Here is where the author not only cites a problem of typifying Gothic discontent, but also offers a solution. First, it is reflected in her obsession with a figure, theretofore unseen, now becoming gradually more apparent within the tasteless wallpaper pattern. The narrator notes that "the faint figure behind seemed to shake the pattern, just as if she wanted to get out." Soon, the woman that has consented to her husband's poor medical advice, disinterested emotional partnership and intellectual disrespect is no longer. As the wallpaper falls away, Gilman literally reveals a figure that has been invisible even to those who seemed to look right at it.

Now, fixated on the figure behind the pattern, the narrator begins to see her everywhere from her isolated spot in the room. In response, she commits to tearing the yellow wallpaper recklessly aside, declaring symbolically a liberation for women forced to hide behind a hideous and repetitive pattern of bland, unimaginative and unfulfilling lives. When her husband, so stolid and emotionally inconsiderate through the story's duration, faints at the site of his emotionally disturbed wife manically shredding the room's wallpaper, there is a crucial shift of roles. The husband has shown himself to be vulnerable, and his subjugated wife is for the first time beginning to feel the power of self-determination and emergence from the dark recesses to be seen for that which she truly is.

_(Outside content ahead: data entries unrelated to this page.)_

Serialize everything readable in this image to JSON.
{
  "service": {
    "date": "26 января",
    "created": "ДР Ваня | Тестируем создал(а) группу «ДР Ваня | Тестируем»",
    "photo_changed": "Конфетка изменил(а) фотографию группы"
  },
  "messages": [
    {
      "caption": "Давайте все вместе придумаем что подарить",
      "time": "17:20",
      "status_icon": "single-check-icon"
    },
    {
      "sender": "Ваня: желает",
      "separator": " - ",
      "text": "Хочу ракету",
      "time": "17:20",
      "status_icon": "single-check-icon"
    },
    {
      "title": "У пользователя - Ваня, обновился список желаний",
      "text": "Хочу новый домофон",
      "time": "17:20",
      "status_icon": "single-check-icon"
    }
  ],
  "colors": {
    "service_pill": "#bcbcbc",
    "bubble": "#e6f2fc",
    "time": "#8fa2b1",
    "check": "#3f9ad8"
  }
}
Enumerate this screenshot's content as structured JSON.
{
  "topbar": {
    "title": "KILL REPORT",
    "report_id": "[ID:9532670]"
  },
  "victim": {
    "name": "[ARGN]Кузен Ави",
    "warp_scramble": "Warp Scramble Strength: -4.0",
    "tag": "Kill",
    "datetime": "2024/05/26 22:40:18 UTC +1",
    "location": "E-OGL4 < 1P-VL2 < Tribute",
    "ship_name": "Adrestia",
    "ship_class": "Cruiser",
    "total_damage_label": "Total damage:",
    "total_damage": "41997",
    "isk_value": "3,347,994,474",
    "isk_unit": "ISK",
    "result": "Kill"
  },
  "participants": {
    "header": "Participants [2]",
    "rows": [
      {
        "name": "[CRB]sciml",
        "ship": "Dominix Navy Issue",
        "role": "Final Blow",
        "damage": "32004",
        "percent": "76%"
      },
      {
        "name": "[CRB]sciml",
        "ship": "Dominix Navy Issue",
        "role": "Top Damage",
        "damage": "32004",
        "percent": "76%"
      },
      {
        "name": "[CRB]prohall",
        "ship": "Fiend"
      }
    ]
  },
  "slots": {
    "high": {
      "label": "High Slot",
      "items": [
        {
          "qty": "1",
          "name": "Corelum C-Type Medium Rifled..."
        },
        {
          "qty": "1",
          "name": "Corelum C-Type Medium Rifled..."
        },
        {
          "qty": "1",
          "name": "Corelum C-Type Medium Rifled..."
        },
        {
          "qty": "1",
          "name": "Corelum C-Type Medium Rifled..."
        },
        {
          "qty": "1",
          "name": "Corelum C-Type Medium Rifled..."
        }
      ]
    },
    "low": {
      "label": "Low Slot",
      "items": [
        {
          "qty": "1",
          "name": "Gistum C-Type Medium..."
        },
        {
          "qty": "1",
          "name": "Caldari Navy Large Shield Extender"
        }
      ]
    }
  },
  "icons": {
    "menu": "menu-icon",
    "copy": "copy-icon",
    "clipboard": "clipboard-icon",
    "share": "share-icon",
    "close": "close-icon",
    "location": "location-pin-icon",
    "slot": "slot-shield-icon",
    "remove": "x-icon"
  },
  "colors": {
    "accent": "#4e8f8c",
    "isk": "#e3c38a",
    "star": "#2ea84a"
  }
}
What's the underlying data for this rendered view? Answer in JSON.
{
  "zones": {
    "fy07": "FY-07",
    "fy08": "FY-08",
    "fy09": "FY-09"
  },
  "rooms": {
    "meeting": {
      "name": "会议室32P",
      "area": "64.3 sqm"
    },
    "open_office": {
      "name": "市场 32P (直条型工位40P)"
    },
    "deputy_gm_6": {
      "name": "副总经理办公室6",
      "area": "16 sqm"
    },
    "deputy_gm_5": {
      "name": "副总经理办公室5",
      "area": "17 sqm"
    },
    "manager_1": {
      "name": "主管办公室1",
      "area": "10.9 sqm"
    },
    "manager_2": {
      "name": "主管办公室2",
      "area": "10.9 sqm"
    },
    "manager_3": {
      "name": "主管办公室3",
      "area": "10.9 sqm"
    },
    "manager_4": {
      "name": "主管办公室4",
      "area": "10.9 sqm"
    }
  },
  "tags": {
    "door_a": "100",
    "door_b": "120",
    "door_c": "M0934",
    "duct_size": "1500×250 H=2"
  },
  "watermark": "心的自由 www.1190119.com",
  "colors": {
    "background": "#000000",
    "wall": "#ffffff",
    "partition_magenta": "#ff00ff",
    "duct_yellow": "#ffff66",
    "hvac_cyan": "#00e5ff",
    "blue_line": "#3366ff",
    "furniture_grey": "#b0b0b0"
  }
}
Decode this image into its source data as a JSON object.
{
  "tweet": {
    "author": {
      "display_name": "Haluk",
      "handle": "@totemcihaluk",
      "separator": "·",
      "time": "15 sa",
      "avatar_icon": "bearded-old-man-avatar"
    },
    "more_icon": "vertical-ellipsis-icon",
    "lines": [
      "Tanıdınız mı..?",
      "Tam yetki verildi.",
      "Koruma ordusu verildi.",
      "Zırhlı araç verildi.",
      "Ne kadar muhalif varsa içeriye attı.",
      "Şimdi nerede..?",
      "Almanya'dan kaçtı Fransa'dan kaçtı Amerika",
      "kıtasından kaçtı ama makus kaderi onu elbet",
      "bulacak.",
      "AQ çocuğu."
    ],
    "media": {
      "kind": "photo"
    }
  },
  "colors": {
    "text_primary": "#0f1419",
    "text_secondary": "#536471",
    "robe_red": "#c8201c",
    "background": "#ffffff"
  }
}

In the developing American and Female Gothic tradition, Gilman reveals a life and experience which are common but ignored, and does so in a fashion jarring enough for us to reconsider that ignorance.

Works Cited

Clemens, V. (1999). What Gothic Nightmares Do. State University of New York Press.

Davison, C.M. (2004). Haunted House/Haunted Heroine: Female Gothic Closets in "The Yellow Wallpaper." Women's Studies, 33, 47-75.